The Games (Private #11)(25)



She bought a caipirinha, a potent cacha?a rum drink and sort of Brazil’s national cocktail.

Luna walked on, sipping the minty, sweet booze, feeling the alcohol fire through her, aware of but not acknowledging the men who openly admired her as she passed. The fact that Lapa could be a little dangerous after dark only added to the general thrill.

I want fear tonight, she thought. I want drama and passion and sweat.

Her brain began to imagine the forbidden pleasures the night might bring, and she felt herself tremble with excitement and—

Luna’s cell phone rang. She stopped on the crowded sidewalk, dug her phone out of her evening purse, checked the number, and felt the anticipation drain out of her.

Cupping her hand around the mouthpiece, Luna answered. “Antonio?”

“I’m sorry, baby,” her husband said. “I have to work late.”

“I figured,” she said. “Sleeping at the office again?”

Her husband, defensive, said, “Just a few more days, Luna, and I’ll be—”

“Gone for the next sixteen.”

Exasperated, Antonio said, “You understand what I’m doing is important?”

“Sorry, but I’ve got to go. My movie’s about to start.”

Luna hung up and then turned the phone off.

Tonight is not about Antonio and his career, she thought. Tonight has zero to do with the Olympics. It’s about me. It’s about the needs of Luna Santos.

That decided, she set off again toward the entrance to Rio Scenarium, a famous samba club, trying to imagine what her new lover had planned for the evening. He’d said that after drinks and dancing he would take her someplace gostosa, someplace hot.

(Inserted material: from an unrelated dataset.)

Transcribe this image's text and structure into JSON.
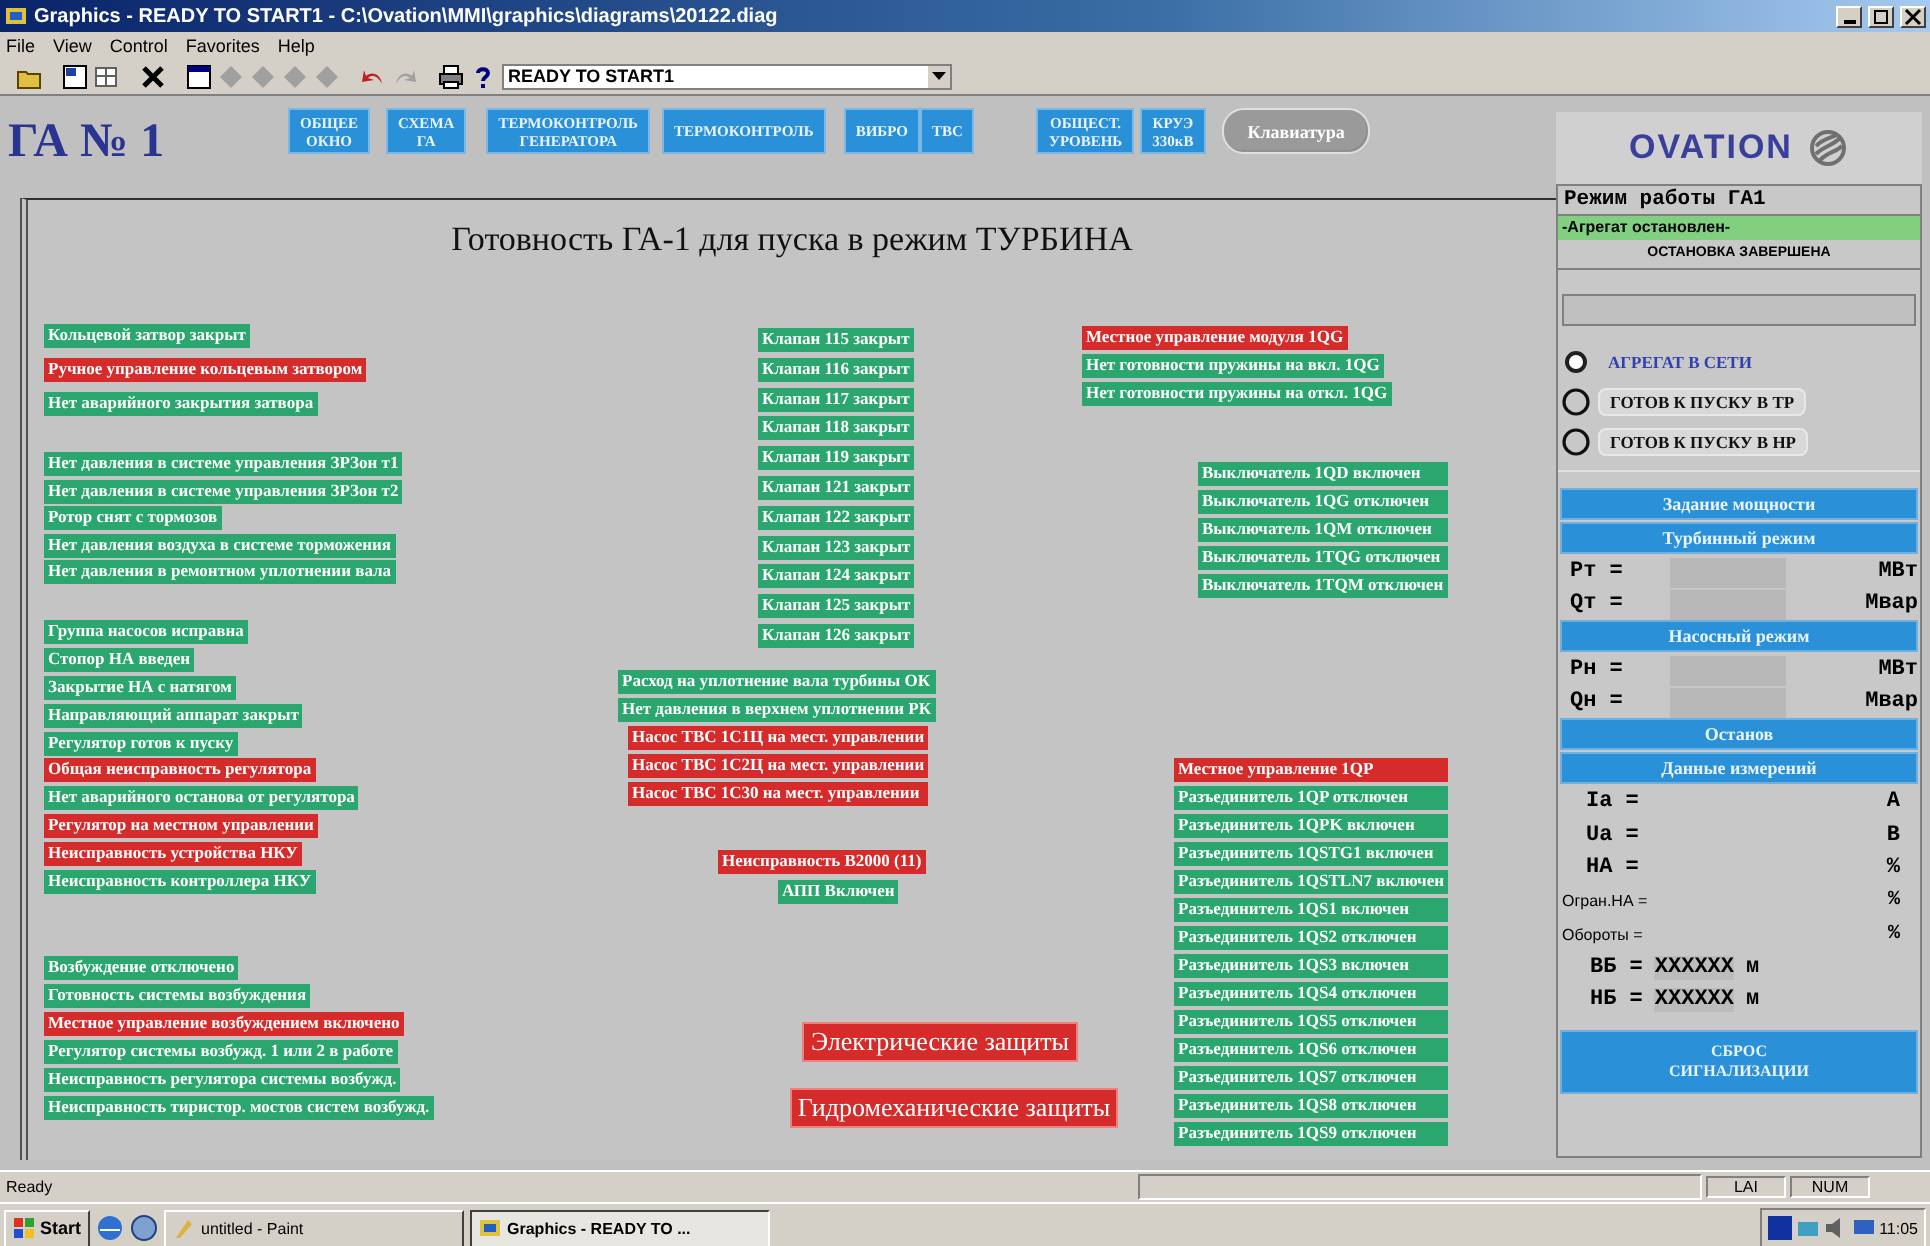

Luna hoped it was a first-class love motel. Rio was peppered with facilities that catered to couples in need of a discreet meeting place. Some of these were spectacular, just like the finest suites in the finest hotels in Copacabana and Ipanema, except you paid by the hour.

The year before, with her old lover, Luna had been in one that had its own pool, sauna, and all sorts of accoutrements that made her…well…very satisfied.

The bouncer at the samba club leered at Luna as he opened the door for her. She didn’t give him a hint of encouragement. She would never cheat on Antonio with such a man.

Luna had a high standard for lovers. They had to be educated, well spoken, and within ten years of her age. They had to be physically fit and more than capable in bed, and a sense of mischief and daring helped immensely.

Her new lover met all these requirements and more. He was frankly gifted in affairs of the flesh. Luna shivered as she entered the club. Pounding samba music played. Lights flashed over a packed dance floor. The ceiling soared two stories up. The second floor was more like a balcony where partyers drank and commented on the skills of the writhing bodies below.

Luna sniffed at the sweet smell of sweat and raging pheromones in the club and got even hornier. She scanned the eclectic interior, paying scant attention to the suits of medieval armor on one wall, clock collections on another, and mirrors and paintings on a third. She wasn’t seeing her man.

Luna got a double caipirinha this time, sipped at it, loving the way the mint, ice, sugar, and rum slid down her throat and made her feel like someone else indeed. She moved closer to the dance floor. In the strobe light, the mob of dancers looked like one sensual creature and—

Luna felt strong hands on her hips, felt a man press himself just hard enough against her bunda that she knew he was as aroused as she was. Purring with pleasure, Luna threw her arm up, back, and around his neck, delighting at the way he nuzzled her.

She gasped softly at his slow, grinding embrace and then pivoted to press her breasts and hips against him.

“Doctor,” she said, pouting. “I was beginning to think you weren’t coming to see me tonight.”

Dr. Castro let his eyes go dreamy, kissed her passionately, and said, “How could a man ever stay away from a woman like you, my little orchid?”





Chapter 25



AS THE MUSIC beat faster and the dancing became more and more frenzied, Luna throbbed in his arms. Doctor was a master of samba, of offering and denying, of sweating and sliding against her until she was drunk with wanting him and then changing to cold and removed, which drove her passion to flames.

Doctor was a mystery and that made him all the more alluring to Luna. She had no idea what his name was; she called him Doctor, and he called her Orchid. They’d met two weeks before at another dance club and there’d been this immediate physical connection that didn’t require details like backgrounds and names.

The music wound down into a slow bossa nova that made her want to press into him all the more. But Doctor held her at bay, a brush of hips here, a moment chest to chest, but no delicious melding of bodies.

Luna said, “Sometimes I see you staring off, Doctor. Are you thinking of your other lover?”

“There is no other lover,” he assured her.

“Wife?”

“I had one. She passed.”

“So sad for you, but a pleasure for me. Where are you taking me?”

“That’s a surprise,” he said. “Shall we get our drinks and go?”

Luna just wanted to go, but he’d ordered them glasses of wine. He got plastic cups, poured the wine into them, and they left the club arm in arm to join the rest of the mob drinking and partying in the streets.